Holly tries to forget what happened, but Mary is determined that justice is served. She goes to the police, but they can't help her because the university system found Clay innocent. She discovers that last year, there were twenty-six reports of rapes, but only two of them resulted in charges. The mild university system frustrates Mary, and she thinks that Clay is especially treated softly because he is an important quarterback. She confronts him, but he states that Holly wanted to sleep with him and that he turned her down. She soon starts writing an article about the rape, but one of the student reports finds it and shows it to Clay. Not much later she is first attacked by a group of men wearing balaclavas. She is convinced Clay is responsible, but they all have alibis.

Meanwhile, Holly starts receiving threat letters and she is almost going over the edge. Mary decides to quit the investigation, but she soon starts to feel as if she has failed. Her parents suggest her to apply for another university, offering their retirement money. Mary refuses, however, explaining she can't leave everything behind. It doesn't take long for Mary to start reporting again and from there on, the threats start coming again. This time Mary's boyfriend David is the victim, getting hard treatment from his fellow basketball players. Meanwhile, Mary angers the dean by printing an article in which she reveals that most rape reports last year didn't result in charges. As a response, her car is dumped at a nearby lake.

Later, Holly announces she will drop out of college. Clay spots Billy talking to Mary and later gets mad at him. Billy confronts him with the rape, but Clay assures him he isn't guilty. Meanwhile, Mary finds the dress Holly wore on the night of the rape and brings it to the police. It is soon discovered that there are sperm samples on the dress.
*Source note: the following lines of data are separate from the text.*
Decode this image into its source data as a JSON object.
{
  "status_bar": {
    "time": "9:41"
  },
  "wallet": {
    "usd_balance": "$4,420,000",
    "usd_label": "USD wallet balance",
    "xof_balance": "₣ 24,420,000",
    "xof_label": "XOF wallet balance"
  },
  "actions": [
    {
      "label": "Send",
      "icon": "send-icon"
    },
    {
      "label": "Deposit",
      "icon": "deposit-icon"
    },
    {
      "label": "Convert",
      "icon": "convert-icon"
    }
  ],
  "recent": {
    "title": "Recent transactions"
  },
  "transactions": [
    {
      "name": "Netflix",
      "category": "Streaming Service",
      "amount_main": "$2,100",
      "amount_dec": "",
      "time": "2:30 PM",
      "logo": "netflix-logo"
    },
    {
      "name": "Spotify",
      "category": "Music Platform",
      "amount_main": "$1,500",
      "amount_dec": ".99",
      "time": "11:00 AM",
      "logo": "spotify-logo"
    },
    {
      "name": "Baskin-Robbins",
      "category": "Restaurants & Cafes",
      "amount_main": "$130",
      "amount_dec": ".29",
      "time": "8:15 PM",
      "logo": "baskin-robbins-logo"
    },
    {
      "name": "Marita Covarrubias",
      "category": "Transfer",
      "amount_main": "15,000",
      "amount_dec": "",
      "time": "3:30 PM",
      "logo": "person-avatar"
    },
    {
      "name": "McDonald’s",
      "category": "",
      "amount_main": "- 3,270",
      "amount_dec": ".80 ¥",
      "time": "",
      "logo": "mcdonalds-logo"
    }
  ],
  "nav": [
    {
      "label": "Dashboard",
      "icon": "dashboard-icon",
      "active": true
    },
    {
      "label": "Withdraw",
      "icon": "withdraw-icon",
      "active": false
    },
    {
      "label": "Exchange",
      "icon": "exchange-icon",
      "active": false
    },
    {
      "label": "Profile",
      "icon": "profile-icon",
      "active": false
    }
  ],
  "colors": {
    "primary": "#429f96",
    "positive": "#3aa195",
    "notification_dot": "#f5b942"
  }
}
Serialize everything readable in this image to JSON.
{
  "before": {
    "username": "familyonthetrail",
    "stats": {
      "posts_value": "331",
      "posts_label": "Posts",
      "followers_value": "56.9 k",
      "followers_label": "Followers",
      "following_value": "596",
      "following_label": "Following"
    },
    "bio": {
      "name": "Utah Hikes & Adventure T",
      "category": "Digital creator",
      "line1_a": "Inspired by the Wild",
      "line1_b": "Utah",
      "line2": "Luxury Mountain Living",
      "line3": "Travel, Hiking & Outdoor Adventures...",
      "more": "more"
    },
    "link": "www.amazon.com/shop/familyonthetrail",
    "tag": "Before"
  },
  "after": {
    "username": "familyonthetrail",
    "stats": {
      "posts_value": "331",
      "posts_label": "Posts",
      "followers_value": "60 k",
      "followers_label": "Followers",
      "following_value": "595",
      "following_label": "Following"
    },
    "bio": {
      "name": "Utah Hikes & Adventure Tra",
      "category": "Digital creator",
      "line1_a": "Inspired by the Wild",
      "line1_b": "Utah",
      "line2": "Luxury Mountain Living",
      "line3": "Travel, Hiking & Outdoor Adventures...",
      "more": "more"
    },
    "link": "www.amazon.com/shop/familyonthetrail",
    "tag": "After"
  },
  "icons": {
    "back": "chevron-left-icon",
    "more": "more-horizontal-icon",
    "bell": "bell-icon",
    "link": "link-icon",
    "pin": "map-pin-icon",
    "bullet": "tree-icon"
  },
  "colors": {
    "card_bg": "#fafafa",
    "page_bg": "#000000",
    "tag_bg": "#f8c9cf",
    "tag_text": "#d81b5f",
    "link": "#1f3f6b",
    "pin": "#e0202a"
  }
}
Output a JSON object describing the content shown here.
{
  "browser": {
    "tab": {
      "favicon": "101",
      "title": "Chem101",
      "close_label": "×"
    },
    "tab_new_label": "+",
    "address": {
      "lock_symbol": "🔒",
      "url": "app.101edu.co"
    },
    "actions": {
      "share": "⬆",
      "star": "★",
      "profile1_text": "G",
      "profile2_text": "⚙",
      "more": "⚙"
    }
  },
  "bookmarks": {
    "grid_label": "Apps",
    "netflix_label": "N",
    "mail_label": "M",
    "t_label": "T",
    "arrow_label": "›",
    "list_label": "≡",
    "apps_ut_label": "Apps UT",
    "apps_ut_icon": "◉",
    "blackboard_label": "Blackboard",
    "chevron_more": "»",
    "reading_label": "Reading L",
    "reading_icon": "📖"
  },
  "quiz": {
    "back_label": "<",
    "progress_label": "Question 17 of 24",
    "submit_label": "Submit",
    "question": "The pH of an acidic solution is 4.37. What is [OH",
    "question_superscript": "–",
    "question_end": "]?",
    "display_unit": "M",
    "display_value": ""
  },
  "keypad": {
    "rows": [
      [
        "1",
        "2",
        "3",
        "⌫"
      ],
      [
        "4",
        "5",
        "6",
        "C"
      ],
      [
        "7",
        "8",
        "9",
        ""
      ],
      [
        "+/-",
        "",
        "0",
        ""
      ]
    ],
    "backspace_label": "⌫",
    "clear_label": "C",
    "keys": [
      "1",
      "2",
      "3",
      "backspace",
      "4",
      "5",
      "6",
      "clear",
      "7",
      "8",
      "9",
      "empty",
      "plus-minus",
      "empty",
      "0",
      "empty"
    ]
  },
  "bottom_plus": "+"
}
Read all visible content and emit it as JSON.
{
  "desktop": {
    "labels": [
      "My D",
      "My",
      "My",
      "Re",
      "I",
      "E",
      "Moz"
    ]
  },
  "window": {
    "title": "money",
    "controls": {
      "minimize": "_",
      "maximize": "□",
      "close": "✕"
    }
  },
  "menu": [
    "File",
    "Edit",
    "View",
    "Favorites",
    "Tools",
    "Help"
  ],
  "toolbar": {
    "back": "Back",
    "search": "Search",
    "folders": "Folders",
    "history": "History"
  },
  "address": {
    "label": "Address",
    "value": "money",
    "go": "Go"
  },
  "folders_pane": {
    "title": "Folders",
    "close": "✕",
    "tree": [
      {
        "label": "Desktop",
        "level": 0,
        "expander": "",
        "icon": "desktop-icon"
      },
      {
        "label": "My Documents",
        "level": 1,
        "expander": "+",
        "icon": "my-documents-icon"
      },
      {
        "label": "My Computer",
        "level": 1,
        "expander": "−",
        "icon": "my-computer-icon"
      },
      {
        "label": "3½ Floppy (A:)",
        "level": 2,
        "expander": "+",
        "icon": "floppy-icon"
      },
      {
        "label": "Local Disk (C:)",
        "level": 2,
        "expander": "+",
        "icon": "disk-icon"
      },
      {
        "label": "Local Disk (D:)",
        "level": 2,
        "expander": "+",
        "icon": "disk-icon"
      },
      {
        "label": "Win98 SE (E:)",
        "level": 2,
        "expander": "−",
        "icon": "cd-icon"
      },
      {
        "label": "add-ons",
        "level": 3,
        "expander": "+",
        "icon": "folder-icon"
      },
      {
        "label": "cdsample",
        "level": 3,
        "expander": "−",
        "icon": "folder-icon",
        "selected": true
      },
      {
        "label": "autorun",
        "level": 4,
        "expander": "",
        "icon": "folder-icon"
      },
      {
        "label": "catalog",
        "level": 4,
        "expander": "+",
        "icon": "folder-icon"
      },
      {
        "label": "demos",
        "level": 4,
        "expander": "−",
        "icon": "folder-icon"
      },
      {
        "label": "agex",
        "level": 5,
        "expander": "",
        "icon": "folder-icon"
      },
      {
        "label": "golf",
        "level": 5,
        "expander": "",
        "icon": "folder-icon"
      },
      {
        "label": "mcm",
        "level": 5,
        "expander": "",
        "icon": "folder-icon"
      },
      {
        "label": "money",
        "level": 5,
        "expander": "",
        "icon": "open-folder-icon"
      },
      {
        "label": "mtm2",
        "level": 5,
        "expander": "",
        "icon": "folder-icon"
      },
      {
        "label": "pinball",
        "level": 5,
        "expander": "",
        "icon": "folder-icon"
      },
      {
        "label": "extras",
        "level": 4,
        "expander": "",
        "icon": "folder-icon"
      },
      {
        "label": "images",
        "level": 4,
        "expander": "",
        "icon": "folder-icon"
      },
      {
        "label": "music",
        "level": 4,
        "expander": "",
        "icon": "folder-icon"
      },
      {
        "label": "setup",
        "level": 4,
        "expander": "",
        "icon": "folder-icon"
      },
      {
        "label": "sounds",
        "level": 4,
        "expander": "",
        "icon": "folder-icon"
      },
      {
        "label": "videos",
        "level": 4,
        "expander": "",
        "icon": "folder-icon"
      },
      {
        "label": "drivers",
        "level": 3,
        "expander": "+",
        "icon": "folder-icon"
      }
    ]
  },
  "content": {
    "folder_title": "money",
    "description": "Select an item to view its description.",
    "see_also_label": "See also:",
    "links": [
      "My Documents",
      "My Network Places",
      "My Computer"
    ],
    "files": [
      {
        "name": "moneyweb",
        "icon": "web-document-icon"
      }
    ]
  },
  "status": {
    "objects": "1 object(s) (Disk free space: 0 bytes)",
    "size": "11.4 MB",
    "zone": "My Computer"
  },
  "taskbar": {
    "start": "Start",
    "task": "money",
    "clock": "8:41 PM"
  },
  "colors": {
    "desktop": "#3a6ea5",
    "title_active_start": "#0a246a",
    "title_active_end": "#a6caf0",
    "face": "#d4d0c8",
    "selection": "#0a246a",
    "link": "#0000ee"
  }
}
On the night of a big football game, Clay is arrested and Mary is able to stay in college.

==Cast==
- Melissa Joan Hart as Mary Stuartson
- Corin Nemec as David McPherson
- Lisa Dean Ryan as Holly Sherman
- Peter MacNicol as Lawrence Dixon
- James McDaniel as Professor Thiel
- Josh Hopkins as Clay Roberts
- Lochlyn Munro as Billy
- Teryl Rothery as Brubaker
- Garry Chalk as Gardner
- Colin Lawrence as Augie
- Dale Wilson as Jefferson
- Susan Hogan as Helen Stuartson
- Tobias Mehler as Jesse
- Kevin McNulty as Tom Stuartson
- Emily Hart as Bobbi Stuartson

==Production==
Silencing Mary, originally titled Campus Justice, was based on an idea by star Melissa Joan Hart's sister Trisha Hart, who is credited as co-producer. The film was produced for NBC by Hartbreak Films, headed by their mother Paula Hart, in association with Viacom Productions, of which both production companies also produced Melissa Joan Hart's sitcom Sabrina, the Teenage Witch. Filming took place in Vancouver in May 1997.